Drogas x Ciclo perigoso

Equipes da GCM conduzem os usuários autores do furto de fios de cobre para as delegacias. Contudo, a Justiça concede liberdade aos suspeitos poucos dias – ou até horas – depois. Isso porque o furto de fios não é um crime violento e muitos juízes optam por não deixar os autores presos.

O subcomandante da Guarda, Alexandre Pedroso, inclusive, explicou que já realizou abordagens de pessoas reincidentes no crime, isto é, que voltam a praticá-lo mesmo depois da prisão. “Já tivemos que abordar novamente esses autores pelo mesmo crime, mas é dessa forma que caminha. O processo continua em andamento, até a pessoa ser responsabilizada”.

E é justamente a necessidade de sustentar o vício que movimenta grande parte dos usuários a recair no crime. “A dependência química é como qualquer vício. Tem pessoa que está deixando de fumar e fica uma semana sem, mas daqui a pouco tem uma recaída e fuma um cigarro. A dependência química é igual”, explica José Mário Antunes da Silva. O secretário da SAS comenta também que, mesmo com taxa de reincidência, muitos conseguem se manter em tratamento e, com isso, mudar completamente de vida.
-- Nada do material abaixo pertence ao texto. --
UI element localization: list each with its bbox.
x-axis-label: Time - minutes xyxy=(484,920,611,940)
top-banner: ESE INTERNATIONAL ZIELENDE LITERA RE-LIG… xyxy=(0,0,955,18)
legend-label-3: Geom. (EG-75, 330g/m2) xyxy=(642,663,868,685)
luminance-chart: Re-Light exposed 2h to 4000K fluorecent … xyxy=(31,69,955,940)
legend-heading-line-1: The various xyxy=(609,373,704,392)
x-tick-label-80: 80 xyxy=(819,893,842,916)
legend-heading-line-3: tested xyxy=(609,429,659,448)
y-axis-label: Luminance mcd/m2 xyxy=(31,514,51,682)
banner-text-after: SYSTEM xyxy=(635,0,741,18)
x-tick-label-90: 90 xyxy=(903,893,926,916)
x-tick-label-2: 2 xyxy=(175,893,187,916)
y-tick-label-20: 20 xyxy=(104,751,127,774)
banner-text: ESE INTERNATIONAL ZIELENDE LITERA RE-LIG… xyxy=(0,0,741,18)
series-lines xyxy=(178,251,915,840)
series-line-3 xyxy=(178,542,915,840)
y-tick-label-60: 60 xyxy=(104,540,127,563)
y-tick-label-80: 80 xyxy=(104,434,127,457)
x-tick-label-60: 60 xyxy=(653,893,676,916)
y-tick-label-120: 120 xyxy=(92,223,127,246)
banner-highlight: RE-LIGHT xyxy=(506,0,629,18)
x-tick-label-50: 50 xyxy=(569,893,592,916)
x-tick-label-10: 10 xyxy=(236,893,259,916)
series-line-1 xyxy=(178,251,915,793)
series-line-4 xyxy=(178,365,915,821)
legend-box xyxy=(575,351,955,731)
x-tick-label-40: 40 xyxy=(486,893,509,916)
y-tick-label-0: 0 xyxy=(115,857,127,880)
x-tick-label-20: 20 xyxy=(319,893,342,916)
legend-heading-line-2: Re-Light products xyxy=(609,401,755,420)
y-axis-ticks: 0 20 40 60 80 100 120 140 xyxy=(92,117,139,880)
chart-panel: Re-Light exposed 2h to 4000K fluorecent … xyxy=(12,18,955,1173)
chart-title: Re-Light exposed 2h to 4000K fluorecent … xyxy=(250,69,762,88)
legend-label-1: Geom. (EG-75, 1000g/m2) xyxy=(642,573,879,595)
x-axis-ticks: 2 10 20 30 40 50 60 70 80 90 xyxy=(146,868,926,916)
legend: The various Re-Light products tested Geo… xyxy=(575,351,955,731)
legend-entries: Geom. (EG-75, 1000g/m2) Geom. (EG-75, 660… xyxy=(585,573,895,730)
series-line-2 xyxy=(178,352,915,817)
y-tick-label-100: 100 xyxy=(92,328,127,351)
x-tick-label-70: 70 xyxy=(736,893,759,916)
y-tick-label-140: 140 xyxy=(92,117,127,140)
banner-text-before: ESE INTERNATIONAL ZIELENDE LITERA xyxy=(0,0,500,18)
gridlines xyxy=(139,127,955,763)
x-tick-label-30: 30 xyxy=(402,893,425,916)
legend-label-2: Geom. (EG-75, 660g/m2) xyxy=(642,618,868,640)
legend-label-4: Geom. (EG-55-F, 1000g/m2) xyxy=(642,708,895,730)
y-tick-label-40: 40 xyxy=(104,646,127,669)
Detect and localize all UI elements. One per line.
Secretário debate reincidência no vício em drogas – (Foto: Divulgação)
  • “Tem muitos casos de reincidência sim, mas temos casos de sucesso, de pessoas que conseguiram se libertar e ser reinseridas no convívio social e familiar. Elas, inclusive, hoje já têm o seu próprio salário, estão inseridas no mercado de trabalho, morando no seu próprio imóvel. Então, infelizmente, há essa possibilidade sim [de reincidência ]. Trabalhamos muito arduamente para que isso não aconteça”.
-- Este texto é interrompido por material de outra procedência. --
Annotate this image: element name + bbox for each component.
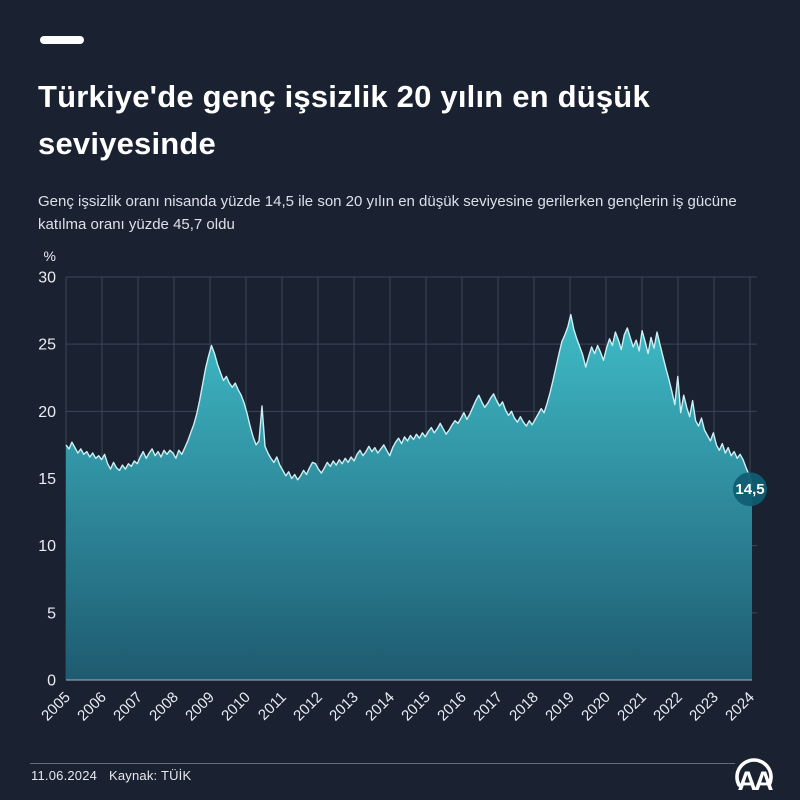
y-tick-label: 20 bbox=[38, 404, 56, 421]
x-tick-label: 2015 bbox=[398, 689, 434, 725]
x-tick-label: 2009 bbox=[182, 689, 218, 725]
x-tick-label: 2018 bbox=[506, 689, 542, 725]
x-tick: 2018 bbox=[506, 689, 542, 725]
x-tick: 2006 bbox=[74, 689, 110, 725]
x-tick: 2021 bbox=[614, 689, 650, 725]
logo-arc bbox=[735, 758, 773, 787]
area-series bbox=[66, 314, 752, 680]
footer-divider bbox=[30, 763, 735, 764]
y-tick-label: 30 bbox=[38, 270, 56, 287]
publish-date: 11.06.2024 bbox=[31, 768, 98, 783]
y-tick-label: 25 bbox=[38, 337, 56, 354]
x-tick: 2009 bbox=[182, 689, 218, 725]
x-tick-label: 2021 bbox=[614, 689, 650, 725]
x-tick-label: 2019 bbox=[542, 689, 578, 725]
x-tick-label: 2017 bbox=[470, 689, 506, 725]
subtitle: Genç işsizlik oranı nisanda yüzde 14,5 i… bbox=[38, 193, 737, 234]
x-tick-label: 2023 bbox=[686, 689, 722, 725]
y-tick-label: 0 bbox=[47, 673, 56, 690]
x-tick-label: 2008 bbox=[146, 689, 182, 725]
y-tick-label: 10 bbox=[38, 538, 56, 555]
x-tick: 2017 bbox=[470, 689, 506, 725]
y-tick-label: 5 bbox=[47, 605, 56, 622]
x-tick-label: 2011 bbox=[255, 689, 290, 724]
accent-dash bbox=[40, 36, 84, 44]
x-tick-label: 2022 bbox=[650, 689, 686, 725]
source-label: Kaynak: TÜİK bbox=[109, 768, 192, 783]
value-badge bbox=[733, 472, 767, 507]
series-line bbox=[65, 313, 753, 486]
x-tick-label: 2012 bbox=[290, 689, 326, 725]
x-tick-label: 2016 bbox=[434, 689, 470, 725]
x-tick-label: 2007 bbox=[110, 689, 146, 725]
x-tick: 2022 bbox=[650, 689, 686, 725]
x-tick: 2019 bbox=[542, 689, 578, 725]
x-tick-label: 2010 bbox=[218, 689, 254, 725]
x-tick: 2014 bbox=[362, 689, 398, 725]
x-tick: 2007 bbox=[110, 689, 146, 725]
logo-letters: AA bbox=[738, 766, 773, 794]
x-tick: 2024 bbox=[722, 689, 758, 725]
x-tick: 2005 bbox=[38, 689, 74, 725]
x-tick-label: 2020 bbox=[578, 689, 614, 725]
x-tick: 2023 bbox=[686, 689, 722, 725]
y-tick-label: 15 bbox=[38, 471, 56, 488]
page-title: Türkiye'de genç işsizlik 20 yılın en düş… bbox=[38, 79, 650, 161]
x-tick-label: 2005 bbox=[38, 689, 74, 725]
value-badge-label: 14,5 bbox=[735, 481, 764, 498]
x-tick: 2020 bbox=[578, 689, 614, 725]
x-tick-label: 2013 bbox=[326, 689, 362, 725]
x-tick: 2015 bbox=[398, 689, 434, 725]
y-axis-unit: % bbox=[44, 248, 56, 264]
x-tick: 2011 bbox=[255, 689, 290, 724]
x-tick-label: 2006 bbox=[74, 689, 110, 725]
x-tick: 2010 bbox=[218, 689, 254, 725]
x-tick: 2008 bbox=[146, 689, 182, 725]
x-tick-label: 2024 bbox=[722, 689, 758, 725]
x-tick-label: 2014 bbox=[362, 689, 398, 725]
x-tick: 2016 bbox=[434, 689, 470, 725]
x-tick: 2013 bbox=[326, 689, 362, 725]
x-tick: 2012 bbox=[290, 689, 326, 725]
anadolu-agency-logo: AA bbox=[735, 758, 776, 794]
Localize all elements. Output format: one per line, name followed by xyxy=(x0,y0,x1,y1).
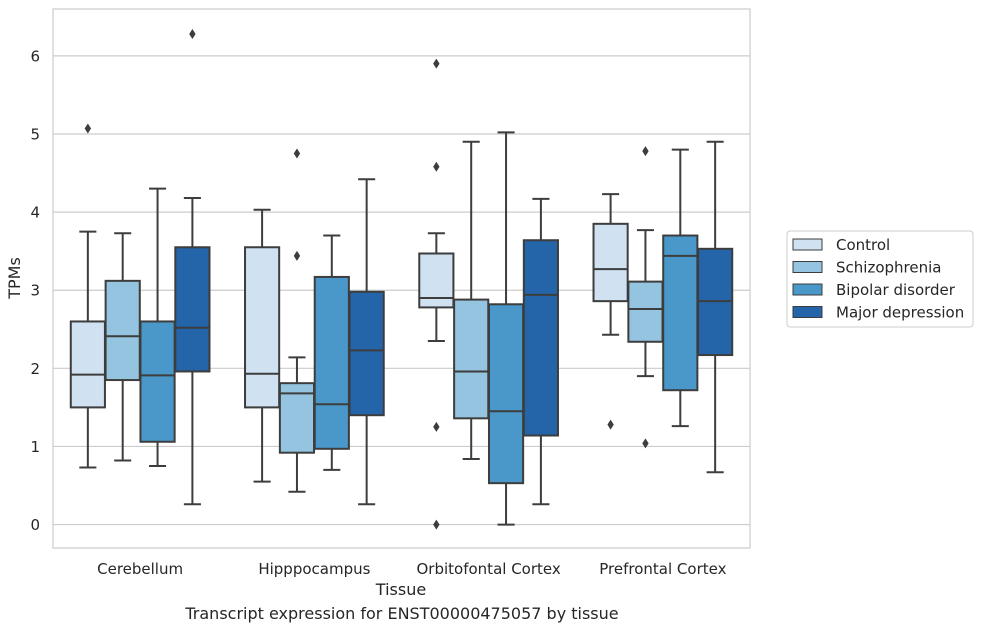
legend-label: Control xyxy=(836,236,890,254)
legend-swatch xyxy=(792,283,823,296)
x-tick-label: Hipppocampus xyxy=(258,560,370,578)
y-tick-label: 6 xyxy=(30,47,40,65)
box-iqr xyxy=(244,246,281,409)
box-3-3 xyxy=(697,140,734,474)
outlier-point xyxy=(433,519,440,530)
figure-caption: Transcript expression for ENST0000047505… xyxy=(185,604,619,623)
box-iqr xyxy=(592,222,629,303)
box-iqr xyxy=(104,279,141,382)
box-2-0 xyxy=(418,58,455,530)
y-tick-label: 3 xyxy=(30,282,40,300)
legend-swatch xyxy=(792,261,823,273)
legend: Control Schizophrenia Bipolar disorder Majo… xyxy=(786,230,974,328)
legend-label: Bipolar disorder xyxy=(836,281,956,299)
outlier-point xyxy=(607,419,614,430)
y-axis-tick-labels: 0 1 2 3 4 5 6 xyxy=(30,47,40,534)
y-tick-label: 0 xyxy=(30,516,40,534)
legend-swatch xyxy=(792,238,823,251)
y-axis-label: TPMs xyxy=(5,257,24,300)
box-1-3 xyxy=(348,178,385,506)
legend-frame xyxy=(786,230,974,328)
box-3-2 xyxy=(662,148,699,428)
legend-label: Schizophrenia xyxy=(836,259,941,277)
plot-area-frame xyxy=(52,8,751,549)
box-plot-chart: 0 1 2 3 4 5 6 Cerebellum Hipppocampus Orbitofont… xyxy=(5,8,974,599)
boxes-layer xyxy=(69,28,734,530)
outlier-point xyxy=(642,146,649,157)
outlier-point xyxy=(433,421,440,432)
box-0-2 xyxy=(139,187,176,467)
outlier-point xyxy=(84,123,92,134)
outlier-point xyxy=(433,58,440,69)
box-iqr xyxy=(313,275,350,450)
outlier-point xyxy=(189,28,196,39)
y-tick-label: 1 xyxy=(30,438,40,456)
box-1-1 xyxy=(278,148,316,493)
box-0-0 xyxy=(69,123,106,469)
box-iqr xyxy=(662,234,699,392)
box-iqr xyxy=(348,290,385,417)
y-tick-label: 2 xyxy=(30,360,40,378)
y-tick-label: 5 xyxy=(30,125,40,143)
box-iqr xyxy=(522,239,559,437)
box-iqr xyxy=(139,320,176,443)
outlier-point xyxy=(293,250,301,261)
box-1-2 xyxy=(313,234,350,471)
box-0-3 xyxy=(174,28,211,506)
legend-swatch xyxy=(792,306,823,318)
box-2-3 xyxy=(522,197,559,506)
x-tick-label: Orbitofontal Cortex xyxy=(417,560,561,578)
y-tick-label: 4 xyxy=(30,204,40,222)
box-iqr xyxy=(487,303,525,485)
box-iqr xyxy=(453,298,490,420)
x-axis-tick-labels: Cerebellum Hipppocampus Orbitofontal Corte… xyxy=(97,560,726,578)
box-iqr xyxy=(174,246,211,373)
box-iqr xyxy=(627,280,664,343)
box-2-2 xyxy=(487,131,525,526)
box-iqr xyxy=(418,252,455,309)
box-3-1 xyxy=(627,146,664,449)
box-1-0 xyxy=(244,208,281,483)
legend-label: Major depression xyxy=(836,304,964,322)
outlier-point xyxy=(293,148,301,159)
box-3-0 xyxy=(592,193,629,430)
box-0-1 xyxy=(104,232,141,462)
x-tick-label: Prefrontal Cortex xyxy=(599,560,726,578)
outlier-point xyxy=(433,161,440,172)
x-axis-label: Tissue xyxy=(375,580,426,599)
box-2-1 xyxy=(453,140,490,460)
box-iqr xyxy=(69,320,106,409)
x-tick-label: Cerebellum xyxy=(97,560,183,578)
outlier-point xyxy=(642,438,649,449)
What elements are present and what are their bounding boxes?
Segundo o secretário, há estrutura suficiente para atender e acolher usuários de drogas. “Nós temos dois equipamentos. O UAIFA I [Unidade de Acolhimento Institucional para Adultos e Famílias], que acolhe 150 pessoas, o UAIFA II, que acolhe 50 pessoas. Temos a Casa de Passagem e Resgate, que acolhe 80 pessoas, também a Casa de Apoio São Francisco de Assis, com mais 50 vagas, além da parceria com as comunidades terapêuticas que ofertam 300 vagas através da SDHU (Subsecretaria de Defesa dos Direitos Humanos)”.

Trabalho de muitos

A luta por tirar pessoas em situação de rua da dependência em drogas é diária para os servidores da SAS. Contudo, eles não batalham sozinhos. O trabalho demanda o acompanhamento intersetorial envolvendo, especialmente, a Secretaria de Saúde, através do projeto Atenda, para que seja trabalhada essa pessoa, medicada, encaminhada para um CAPS (Centro de Atenção Psicossocial) para a desintoxicação e posterior acolhimento aos equipamentos da Assistência Social.

“Também trabalhamos por meio do serviço socioassistencial com demais pastas, como a Educação, a Funsat, procuramos fortalecer os vínculos familiares e sociais do território onde a pessoa está e dar sequência a essa inclusão da pessoa à sociedade e também, depois de ela trabalhada e liberta do uso das drogas, encaminhá-la para o serviço da Funsat para o mercado de trabalho”, explica o secretário.

A população também pode ajudar nesse trabalho de acolhimento e acionar o Seas. “Quando alguém avistar uma pessoa que precise ser atendida, é só ligar no celular do Seas. Ligue e dê informações de onde essa pessoa está. É muito importante que a população informe com bastante clareza para que a gente consiga ter êxito. Em muitas situações, somos acionados, a equipe se desloca e o morador em situação de rua não é encontrado. Então, eu peço a colaboração de todos os nossos munícipes quanto a essa denúncia”.

O GCM Alexandre Pedroso também ressalta o trabalho da população para tentar combater o furto de fios.

Subcomandante da Guarda, Alexandre Pedroso – (Foto: Nathalia Alcântara)
  • “Um grande problema nosso é, justamente, a falta de denúncias da população. Então, se você estiver passando por algum local e flagrar o furto de fios, pode acionar nossas equipes”. O número para contato é 153.

O Serviço Especializado em Abordagem Social atua por meio das equipes, 24 horas por dia, nos sete dias da semana, realizando abordagens em todas as sete regiões da Capital. As ações são realizadas por meio de buscas ativas, denúncias pelos dois celulares e mapeamento das regiões conforme as demandas, a fim de ofertar os serviços às pessoas em situação de rua. Para denunciar pessoas em situação de rua, basta acionar o Seas pelos telefones (67) 99660-6539 e 99660-1469.